Center leader criticises govt's "halfway" policies

In her speech at the Almedalen week of intense politics on the island of Gotland, Center Party leader Annie Lööf indirectly criticised her own government on employment issues.

Saturday was Center Party day at Almedalen. With the week winding up and journalists and others beginning to return home, Lööf, who is also Minister for Enterprise, gave her speech in the middle of the day.

Remarking that “we need a labor policy that doesn't go halfway, where those looking for work are actually offered real jobs” she called for lower payroll taxes, changes in the sickness benefit system that would shift more costs from employers to the public purse, less regulation, and an improved apprentice system.

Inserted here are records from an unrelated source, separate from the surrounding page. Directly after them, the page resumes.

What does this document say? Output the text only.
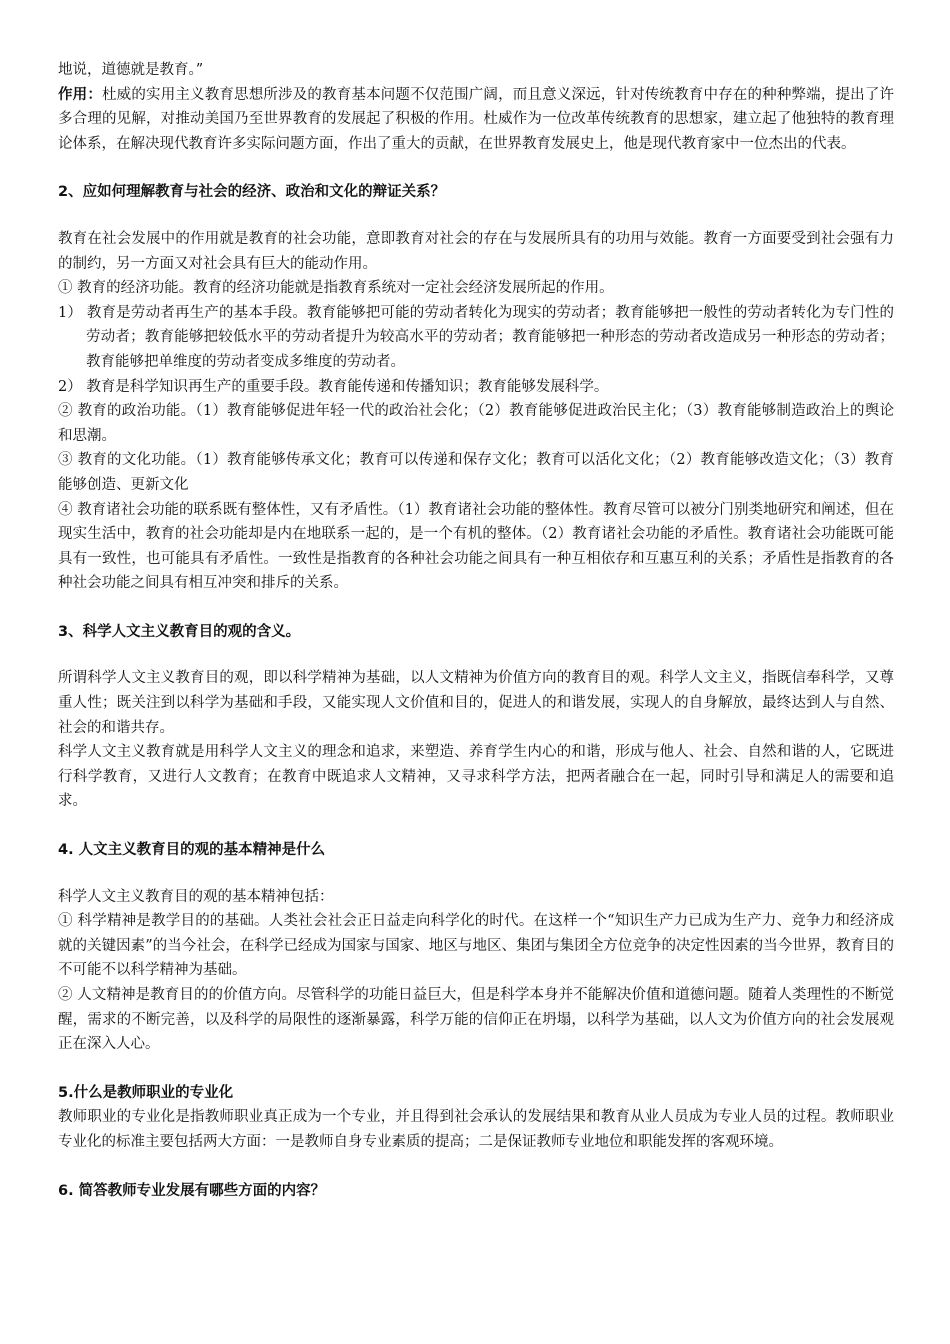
地说，道德就是教育。”

作用：杜威的实用主义教育思想所涉及的教育基本问题不仅范围广阔，而且意义深远，针对传统教育中存在的种种弊端，提出了许多合理的见解，对推动美国乃至世界教育的发展起了积极的作用。杜威作为一位改革传统教育的思想家，建立起了他独特的教育理论体系，在解决现代教育许多实际问题方面，作出了重大的贡献，在世界教育发展史上，他是现代教育家中一位杰出的代表。

2、应如何理解教育与社会的经济、政治和文化的辩证关系？

教育在社会发展中的作用就是教育的社会功能，意即教育对社会的存在与发展所具有的功用与效能。教育一方面要受到社会强有力的制约，另一方面又对社会具有巨大的能动作用。

① 教育的经济功能。教育的经济功能就是指教育系统对一定社会经济发展所起的作用。

1） 教育是劳动者再生产的基本手段。教育能够把可能的劳动者转化为现实的劳动者；教育能够把一般性的劳动者转化为专门性的劳动者；教育能够把较低水平的劳动者提升为较高水平的劳动者；教育能够把一种形态的劳动者改造成另一种形态的劳动者；教育能够把单维度的劳动者变成多维度的劳动者。

2） 教育是科学知识再生产的重要手段。教育能传递和传播知识；教育能够发展科学。

② 教育的政治功能。（1）教育能够促进年轻一代的政治社会化；（2）教育能够促进政治民主化；（3）教育能够制造政治上的舆论和思潮。

③ 教育的文化功能。（1）教育能够传承文化；教育可以传递和保存文化；教育可以活化文化；（2）教育能够改造文化；（3）教育能够创造、更新文化

④ 教育诸社会功能的联系既有整体性，又有矛盾性。（1）教育诸社会功能的整体性。教育尽管可以被分门别类地研究和阐述，但在现实生活中，教育的社会功能却是内在地联系一起的，是一个有机的整体。（2）教育诸社会功能的矛盾性。教育诸社会功能既可能具有一致性，也可能具有矛盾性。一致性是指教育的各种社会功能之间具有一种互相依存和互惠互利的关系；矛盾性是指教育的各种社会功能之间具有相互冲突和排斥的关系。

3、科学人文主义教育目的观的含义。

所谓科学人文主义教育目的观，即以科学精神为基础，以人文精神为价值方向的教育目的观。科学人文主义，指既信奉科学，又尊重人性；既关注到以科学为基础和手段，又能实现人文价值和目的，促进人的和谐发展，实现人的自身解放，最终达到人与自然、社会的和谐共存。

科学人文主义教育就是用科学人文主义的理念和追求，来塑造、养育学生内心的和谐，形成与他人、社会、自然和谐的人，它既进行科学教育，又进行人文教育；在教育中既追求人文精神，又寻求科学方法，把两者融合在一起，同时引导和满足人的需要和追求。

4. 人文主义教育目的观的基本精神是什么

科学人文主义教育目的观的基本精神包括：

① 科学精神是教学目的的基础。人类社会社会正日益走向科学化的时代。在这样一个“知识生产力已成为生产力、竞争力和经济成就的关键因素”的当今社会，在科学已经成为国家与国家、地区与地区、集团与集团全方位竞争的决定性因素的当今世界，教育目的不可能不以科学精神为基础。

② 人文精神是教育目的的价值方向。尽管科学的功能日益巨大，但是科学本身并不能解决价值和道德问题。随着人类理性的不断觉醒，需求的不断完善，以及科学的局限性的逐渐暴露，科学万能的信仰正在坍塌，以科学为基础，以人文为价值方向的社会发展观正在深入人心。

5.什么是教师职业的专业化

教师职业的专业化是指教师职业真正成为一个专业，并且得到社会承认的发展结果和教育从业人员成为专业人员的过程。教师职业专业化的标准主要包括两大方面：一是教师自身专业素质的提高；二是保证教师专业地位和职能发挥的客观环境。

6. 简答教师专业发展有哪些方面的内容？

Lööf also called for restrictions on the use of dangerous chemicals.

Repeating what she had written in the newspaper Svenska Dagbladet earlier Saturday, the Center leader presented a package including increased taxation for the use of chemicals, a ban on the most dangerous, and new technologies to filter pharmaceutical residues at water treatment plants.

In her op-ed piece, Lööf said Sweden shouldn’t wait for the EU, but should be first in banning dangerous chemicals such as Bisphenol A and Parabens. New technologies for filtering drug residues from water, she said, could also offer export opportunities for Sweden.

As in the other speeches by the leaders of the center-right government, Lööf also criticised the opposition for not being clearer about the composition of a ruling coalition should they win next year’s elections.

The three red-green opposition parties have led the center-right government coalition in the polls for months, and Lööf’s own Center Party has several times been under the threshold for staying in parliament.

Lööf also joined all of the other parties in criticising the leader of the anti-immigrant Sweden Democrats, Jimmie Åkesson, for his opposition to healthcare for undocumented migrants. “What the Sweden Democrats stand for,” she said “is nothing more than the Swedish championship in egoism”.